18th over: Pakistan 112-0 (Shafique 51, Imam 54) Target 368. To long on to begin, and that’s Shafique to 50 in 50 balls. He had that chance, put down by the sub Sean Abbott at backward square, but a fine innings. Oh, now another DROPPED CATCH and this time it’s the captain. Inside the circle at midwicket, Imam pulls hard enough to burst through his hands. Maxwell’s frustration grows later in the over when the left-hander tickles him fine of the man at the 45 before running down for four. That’s his eighth boundary and brings up his half-century too. That’s his fifth consecutive 50-plus score in ODIs v Australia (thanks again, TV).

Pakistan's Imam-ul-Haq (L) is congratulated by his teammate Abdullah Shafique after scoring a half-century.
Pakistan’s Imam-ul-Haq (L) is congratulated by his teammate Abdullah Shafique after scoring a half-century. Photograph: R Satish Babu/AFP/Getty Images

17th over: Pakistan 104-0 (Shafique 49, Imam 48) Target 368. Singles and dots against Zampa until the final ball when the legspinner drops short enough to prompt Imam to go back and cut behind point – he gets four for that.

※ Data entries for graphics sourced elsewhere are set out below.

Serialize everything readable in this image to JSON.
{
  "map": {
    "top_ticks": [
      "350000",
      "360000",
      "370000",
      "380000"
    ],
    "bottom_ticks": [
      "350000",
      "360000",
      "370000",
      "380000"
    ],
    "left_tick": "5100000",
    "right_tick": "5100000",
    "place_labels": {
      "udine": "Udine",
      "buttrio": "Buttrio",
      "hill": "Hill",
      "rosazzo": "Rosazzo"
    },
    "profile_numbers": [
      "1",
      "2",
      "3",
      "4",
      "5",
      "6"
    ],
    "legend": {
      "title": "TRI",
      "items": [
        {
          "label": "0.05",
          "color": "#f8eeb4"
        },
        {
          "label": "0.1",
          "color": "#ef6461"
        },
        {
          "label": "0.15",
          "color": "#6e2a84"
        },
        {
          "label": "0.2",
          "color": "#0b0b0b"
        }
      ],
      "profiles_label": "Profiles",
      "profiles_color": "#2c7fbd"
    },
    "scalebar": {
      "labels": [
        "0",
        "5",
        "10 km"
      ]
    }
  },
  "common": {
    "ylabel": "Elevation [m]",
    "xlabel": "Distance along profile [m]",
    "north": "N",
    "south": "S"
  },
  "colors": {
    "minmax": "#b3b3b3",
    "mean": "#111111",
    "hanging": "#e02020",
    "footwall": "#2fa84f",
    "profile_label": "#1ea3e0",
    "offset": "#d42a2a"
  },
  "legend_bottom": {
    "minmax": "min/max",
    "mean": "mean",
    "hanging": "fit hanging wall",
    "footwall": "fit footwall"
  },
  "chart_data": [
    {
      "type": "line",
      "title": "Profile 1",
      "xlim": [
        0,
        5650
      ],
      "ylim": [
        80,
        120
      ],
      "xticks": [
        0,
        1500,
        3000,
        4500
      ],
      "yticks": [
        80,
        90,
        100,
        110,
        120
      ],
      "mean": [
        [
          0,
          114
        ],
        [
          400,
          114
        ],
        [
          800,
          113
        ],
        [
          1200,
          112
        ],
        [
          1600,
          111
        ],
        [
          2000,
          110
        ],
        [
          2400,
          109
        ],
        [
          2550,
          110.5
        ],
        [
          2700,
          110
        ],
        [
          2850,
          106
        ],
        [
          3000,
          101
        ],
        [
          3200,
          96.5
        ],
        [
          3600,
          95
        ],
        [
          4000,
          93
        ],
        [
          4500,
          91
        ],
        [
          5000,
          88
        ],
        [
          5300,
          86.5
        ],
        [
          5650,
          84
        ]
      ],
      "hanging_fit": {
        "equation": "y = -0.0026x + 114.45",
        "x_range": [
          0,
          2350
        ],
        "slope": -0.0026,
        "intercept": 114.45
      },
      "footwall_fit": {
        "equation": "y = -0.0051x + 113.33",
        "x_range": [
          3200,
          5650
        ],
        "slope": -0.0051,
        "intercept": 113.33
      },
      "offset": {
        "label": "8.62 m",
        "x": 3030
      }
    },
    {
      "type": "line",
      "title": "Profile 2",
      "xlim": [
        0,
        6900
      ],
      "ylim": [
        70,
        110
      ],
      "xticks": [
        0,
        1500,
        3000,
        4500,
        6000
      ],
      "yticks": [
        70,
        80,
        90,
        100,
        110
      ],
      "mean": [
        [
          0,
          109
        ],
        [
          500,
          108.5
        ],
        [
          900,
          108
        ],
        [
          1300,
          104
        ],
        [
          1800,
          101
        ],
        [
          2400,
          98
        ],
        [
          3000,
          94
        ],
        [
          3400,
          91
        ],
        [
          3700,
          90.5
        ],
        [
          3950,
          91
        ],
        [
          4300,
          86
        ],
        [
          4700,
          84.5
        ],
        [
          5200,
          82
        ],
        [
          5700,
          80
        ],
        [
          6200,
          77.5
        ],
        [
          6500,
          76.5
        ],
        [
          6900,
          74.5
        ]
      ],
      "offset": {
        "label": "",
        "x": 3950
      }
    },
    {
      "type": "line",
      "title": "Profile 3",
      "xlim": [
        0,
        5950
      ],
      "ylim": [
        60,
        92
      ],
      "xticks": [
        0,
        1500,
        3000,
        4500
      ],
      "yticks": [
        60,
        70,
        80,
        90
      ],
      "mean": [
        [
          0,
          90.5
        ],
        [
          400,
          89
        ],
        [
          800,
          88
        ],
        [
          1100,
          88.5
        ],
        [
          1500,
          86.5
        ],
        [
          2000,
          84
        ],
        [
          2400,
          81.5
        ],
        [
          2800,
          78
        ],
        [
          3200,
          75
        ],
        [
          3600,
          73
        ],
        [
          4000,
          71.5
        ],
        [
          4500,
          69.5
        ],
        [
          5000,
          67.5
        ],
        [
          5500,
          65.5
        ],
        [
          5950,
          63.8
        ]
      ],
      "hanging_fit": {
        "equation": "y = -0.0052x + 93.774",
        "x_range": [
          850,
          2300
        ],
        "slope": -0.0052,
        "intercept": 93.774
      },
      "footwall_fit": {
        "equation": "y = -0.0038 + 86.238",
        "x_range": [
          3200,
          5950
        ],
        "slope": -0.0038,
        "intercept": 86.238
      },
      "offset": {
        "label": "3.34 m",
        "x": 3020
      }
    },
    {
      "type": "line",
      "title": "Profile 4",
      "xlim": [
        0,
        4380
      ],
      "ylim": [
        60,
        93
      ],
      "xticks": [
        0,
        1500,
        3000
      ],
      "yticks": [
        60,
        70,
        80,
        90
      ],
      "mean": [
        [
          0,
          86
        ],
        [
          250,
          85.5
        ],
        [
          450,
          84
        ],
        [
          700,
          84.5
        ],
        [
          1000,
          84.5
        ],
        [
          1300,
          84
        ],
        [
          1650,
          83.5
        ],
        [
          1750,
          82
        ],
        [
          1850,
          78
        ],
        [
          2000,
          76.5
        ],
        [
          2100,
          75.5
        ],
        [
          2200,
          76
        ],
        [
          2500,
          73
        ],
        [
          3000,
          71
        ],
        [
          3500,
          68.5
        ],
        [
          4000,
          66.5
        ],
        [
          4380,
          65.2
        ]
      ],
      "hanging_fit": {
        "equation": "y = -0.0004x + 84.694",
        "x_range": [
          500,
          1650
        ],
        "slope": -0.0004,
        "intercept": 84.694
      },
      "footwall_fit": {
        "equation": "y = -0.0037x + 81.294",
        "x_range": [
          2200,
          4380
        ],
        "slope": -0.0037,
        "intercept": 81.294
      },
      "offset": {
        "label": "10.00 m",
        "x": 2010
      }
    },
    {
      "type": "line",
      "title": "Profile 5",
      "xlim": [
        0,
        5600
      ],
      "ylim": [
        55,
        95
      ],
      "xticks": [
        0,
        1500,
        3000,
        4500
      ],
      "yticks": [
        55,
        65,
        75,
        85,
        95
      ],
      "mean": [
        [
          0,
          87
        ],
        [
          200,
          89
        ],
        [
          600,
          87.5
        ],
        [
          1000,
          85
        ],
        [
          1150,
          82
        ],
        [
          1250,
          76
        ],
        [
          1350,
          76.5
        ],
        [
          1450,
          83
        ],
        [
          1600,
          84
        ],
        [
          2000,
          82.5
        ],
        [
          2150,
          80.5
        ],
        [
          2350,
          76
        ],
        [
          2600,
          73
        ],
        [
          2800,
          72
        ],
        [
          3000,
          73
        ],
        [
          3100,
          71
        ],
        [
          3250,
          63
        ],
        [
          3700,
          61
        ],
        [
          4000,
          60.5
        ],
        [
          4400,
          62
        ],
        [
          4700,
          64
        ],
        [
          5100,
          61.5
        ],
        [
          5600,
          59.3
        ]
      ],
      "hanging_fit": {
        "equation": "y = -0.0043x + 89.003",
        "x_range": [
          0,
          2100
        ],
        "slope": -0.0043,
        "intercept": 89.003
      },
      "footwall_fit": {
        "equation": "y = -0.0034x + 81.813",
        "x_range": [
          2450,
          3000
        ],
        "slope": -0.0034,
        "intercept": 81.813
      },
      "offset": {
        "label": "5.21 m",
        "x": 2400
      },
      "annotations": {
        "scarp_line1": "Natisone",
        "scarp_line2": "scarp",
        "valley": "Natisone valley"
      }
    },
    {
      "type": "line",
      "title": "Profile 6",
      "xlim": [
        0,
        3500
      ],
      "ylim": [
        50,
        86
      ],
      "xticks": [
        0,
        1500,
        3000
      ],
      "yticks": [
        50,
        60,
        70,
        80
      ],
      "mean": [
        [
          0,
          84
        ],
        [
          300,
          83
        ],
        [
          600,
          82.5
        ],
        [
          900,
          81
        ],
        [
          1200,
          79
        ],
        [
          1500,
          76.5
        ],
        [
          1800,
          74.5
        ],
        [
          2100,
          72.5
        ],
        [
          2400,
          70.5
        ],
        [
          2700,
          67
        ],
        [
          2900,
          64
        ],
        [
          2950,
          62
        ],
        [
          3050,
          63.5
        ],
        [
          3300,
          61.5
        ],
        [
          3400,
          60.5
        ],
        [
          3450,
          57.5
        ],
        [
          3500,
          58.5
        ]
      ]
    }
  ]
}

The 100-run stand is also up, the first for Pakistan in World Cups since 2015, the TV tells me.

16th over: Pakistan 97-0 (Shafique 47, Imam 43) Target 368. Maxwell after the drink and he’s straight on it – hasn’t put a foot wrong with the ball since his return from injury just before the tournament. Three singles off. Interesting – the umpire has just told both teams there is no DRS for the time being with Simon Doull adding that there’s been a power outage. Pressure on the men in the middle.

Not sure if Mitch Marsh’s shoelace-tying skills are world-renowned but Abdullah Shafique made sure he bypassed a few other Aussie players & the umpire to make sure he had his laces done up by Marsh #AusvPak #CWC23

— Bharat Sundaresan (@beastieboy07) October 20, 2023

15th over: Pakistan 94-0 (Shafique 45, Imam 42) Target 368. Cummins ensures that it’s only singles from Zampa when throwing himself across the turf at midwicket to save a couple. The leggie isn’t far away with a leading edge to finish but there’s nobody at catching cover – understandably at this stage. Drinks!

Shaheen Shah Afridi has taken 25 wickets from just 9 games in World Cups.

– He has a six wicket haul at Lord’s & five wicket haul at Chinnaswamy stadium.

— Johns. (@CricCrazyJohns) October 20, 2023

14th over: Pakistan 90-0 (Shafique 43, Imam 40) Target 368. BANG! “That’s making a statement to Pat Cummins!” says Shane Watson in relation to Shafique’s powerful pull over midwicket to finish the over. The plan is to bounce the opener out as the Australian captain nearly did in his previous over with the dropped catch but he had all the time in the world there, eventually given as a SIX by the TV umpire – the first big one of Pakistan’s chase. The required rate from here until the end is 7.7 and they’re currently going at 6.4 – very good going.

13th over: Pakistan 81-0 (Shafique 36, Imam 38) Target 368. Watto, bless the big rig. They cut to comm box cam between overs and, having had some unflattering pictures of him all over social media when bursting out of his shirt the last few days, says “better make sure the shirt is okay first!” – one of the great people in cricket, Our Shane. To the cricket: Zampa to Imam doesn’t go quite so well this time with the left-hander dancing and launching over his head for four. He’s always been light on his feet, never worried about coming out of his ground to the spinners – he’ll need to do a lot of that to dictate terms in these middle overs.